Taking control of Big Data in the national distribution center
- Logistics / Retail
- Schafisheim, Switzerland
- Organizing data from various sources, reducing data complexity
Microsoft SQL Server
Database Engine of the Data Warehouse (DWH)
Microsoft SQL Server Analysis Services
Tabular Model for Data Analysis
Microsoft Power BI
User Reports and Live Dashboards
In addition to well-known supermarkets, the Switzerland-based Coop Genossenschaft also includes other commercial enterprises and various production plants.
In Schafisheim, a high-capacity fulfillment center was built to pick and deliver frozen goods to the supermarkets scattered all over the country. The picking process is highly automated, which in turn posed a new set of problems: the large amount of data generated by the machines has become difficult to analyze with conventional tools.
The data was often simply too large for Excel, and to further complicate matters, each system had its own naming conventions — making merging the data very difficult.
These underlying systems could communicate with each other to fulfill their tasks, but they couldn't produce overarching reports — which made further optimization of the logistics center difficult.

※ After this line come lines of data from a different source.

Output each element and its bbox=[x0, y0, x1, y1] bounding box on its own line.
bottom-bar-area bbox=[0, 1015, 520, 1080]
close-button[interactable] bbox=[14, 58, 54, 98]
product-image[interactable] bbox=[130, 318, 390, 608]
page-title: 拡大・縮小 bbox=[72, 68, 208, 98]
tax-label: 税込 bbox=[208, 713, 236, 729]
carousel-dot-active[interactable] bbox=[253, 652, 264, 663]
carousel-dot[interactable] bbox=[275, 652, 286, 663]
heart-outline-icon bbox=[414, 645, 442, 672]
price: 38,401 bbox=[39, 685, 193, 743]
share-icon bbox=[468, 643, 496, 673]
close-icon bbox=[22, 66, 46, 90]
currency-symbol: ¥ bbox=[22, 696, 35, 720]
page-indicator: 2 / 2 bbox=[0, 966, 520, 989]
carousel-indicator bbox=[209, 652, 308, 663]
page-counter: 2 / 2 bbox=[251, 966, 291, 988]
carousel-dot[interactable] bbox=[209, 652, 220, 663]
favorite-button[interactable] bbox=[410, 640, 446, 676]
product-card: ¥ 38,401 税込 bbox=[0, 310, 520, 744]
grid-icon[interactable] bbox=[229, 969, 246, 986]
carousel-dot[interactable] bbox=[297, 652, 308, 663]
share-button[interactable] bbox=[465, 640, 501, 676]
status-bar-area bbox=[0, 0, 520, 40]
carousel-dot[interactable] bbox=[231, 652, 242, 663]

Furthermore, to optimize for database performance, operational data had to be discarded shortly after the packets left the fulfillment center, making historical analysis impossible.
Coop wanted to take ownership of their data.
To solve these problems, a Data Warehouse (DWH) system was built, collecting data from the various systems, and storing it in a central SQL Server database. This database regularly pulled data from the existing production servers, merging and organizing them into a much simpler structure.
Even though an ordinary Data Warehouse usually imports data only once a day (overnight), the data collection process here was so efficient, that it could run every 10 minutes — keeping the Data Warehouse always up-to-date.
This, in turn, has made it possible to analyze and visualize large amounts of live data, without further impact on the production systems.
Data was loaded into an SQL Server Analysis Services in-memory store, arranging and summarizing it in a way that made the most sense for the employees. With a direct connection from Microsoft Excel, this data could be organized in PivotTable reports, and refreshed automatically.
For even easier (and faster) access, Power BI Dashboards are displayed in various places, giving everyone at-a-glance information on the current status. These displays are always on, and always up-to-date. If there is a problem that needs manual intervention from the employees, color-coded warnings are displayed automatically. This greatly reduced the time until problems are detected and subsequently solved, improving the overall efficiency — and reducing overtime.